Search code examples
pythonxmlxml-parsingpython-2.7minidom

Which XML parser has the most human readable error reporting?


There are a lot of ways in python provided by the standard installation to process an XML, even more as external packages, see http://wiki.python.org/moin/PythonXml.

For my project I use minidom, it does what I need, but the error reporting is rather telegraphic, for example:

no element found: line 7, column 0

which is correct but is not very human readable, no hinting to which element might be needed. Because of lack of information, I cannot report the error to an user.

This is just an example but there are more cases where minidom could be more detailed but is not. So I need something detailed, an error detailed enough that I can pass the parsing error back to an user.

Which of the standard XML „processing solutions” has the most detailed error reporting, if none which of the external packages for XML support has that?

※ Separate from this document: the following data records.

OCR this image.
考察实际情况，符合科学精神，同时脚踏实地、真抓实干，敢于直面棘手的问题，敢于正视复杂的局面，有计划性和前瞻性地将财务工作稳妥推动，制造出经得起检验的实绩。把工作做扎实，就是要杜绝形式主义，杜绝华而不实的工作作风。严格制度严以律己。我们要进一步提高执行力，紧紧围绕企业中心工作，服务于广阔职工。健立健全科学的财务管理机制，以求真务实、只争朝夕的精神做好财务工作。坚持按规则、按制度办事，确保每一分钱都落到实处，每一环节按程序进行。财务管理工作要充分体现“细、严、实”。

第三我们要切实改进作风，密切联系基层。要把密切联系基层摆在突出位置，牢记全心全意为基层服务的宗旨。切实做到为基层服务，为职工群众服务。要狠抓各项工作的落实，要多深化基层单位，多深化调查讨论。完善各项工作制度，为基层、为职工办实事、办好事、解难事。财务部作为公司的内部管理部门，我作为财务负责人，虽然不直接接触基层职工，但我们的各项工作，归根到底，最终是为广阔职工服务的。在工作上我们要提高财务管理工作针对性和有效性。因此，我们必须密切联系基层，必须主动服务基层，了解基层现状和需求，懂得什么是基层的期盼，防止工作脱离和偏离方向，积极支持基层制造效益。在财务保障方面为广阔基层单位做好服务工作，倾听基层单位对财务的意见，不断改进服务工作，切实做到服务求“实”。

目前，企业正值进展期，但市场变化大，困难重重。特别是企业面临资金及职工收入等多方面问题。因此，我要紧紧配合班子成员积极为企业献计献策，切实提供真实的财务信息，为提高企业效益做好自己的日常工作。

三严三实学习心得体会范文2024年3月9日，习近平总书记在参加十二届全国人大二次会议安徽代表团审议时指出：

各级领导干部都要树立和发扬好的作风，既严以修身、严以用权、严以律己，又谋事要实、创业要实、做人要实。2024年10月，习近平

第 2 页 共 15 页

The xml file that was used for parsing, which in the code is used as config.xml is:

<?xml version="1.0" encoding="UTF-8"?>
<widget xmlns="http://www.w3.org/ns/widgets">
    <icon src="icon.png"/>
    <content src="index.html"/>
<name>sample</name>

Solution

  • I tried to do a survey on all the parsers from the above link to see which one has the most useful error reporting, I stopped at lxml:

    import xml.dom.minidom as  md
    md.parse("config.xml")
    #xml.parsers.expat.ExpatError: no element found: line 7, column 0
    
    
    import elementtree.ElementTree as ET
    tree = ET.parse("config.xml")
    #xml.parsers.expat.ExpatError: no element found: line 7, column 0
    
    
    from xml import sax
    parser = sax.make_parser()
    parser.parse("config.xml")
    #xml.sax._exceptions.SAXParseException: config.xml:7:0: no element found
    
    
    import xml.etree.cElementTree as et
    et.parse("config.xml")
    #cElementTree.ParseError: no element found: line 7, column 0
    
    import xml.dom.pulldom as pd
    doc = pd.parse("config.xml")
    for event, node in doc:
         print event, node
    
    #xml.sax._exceptions.SAXParseException: <unknown>:7:0: no element found
    
    import lxml.etree
    tree = lxml.etree.parse("config.xml")
    
    #lxml.etree.XMLSyntaxError: Premature end of data in tag widget line 2, line 7, column 1
    

    The conclusion is that lxml library had the best error reporting from the above list:

    "Premature end of data in tag widget line 2, line 7, column 1"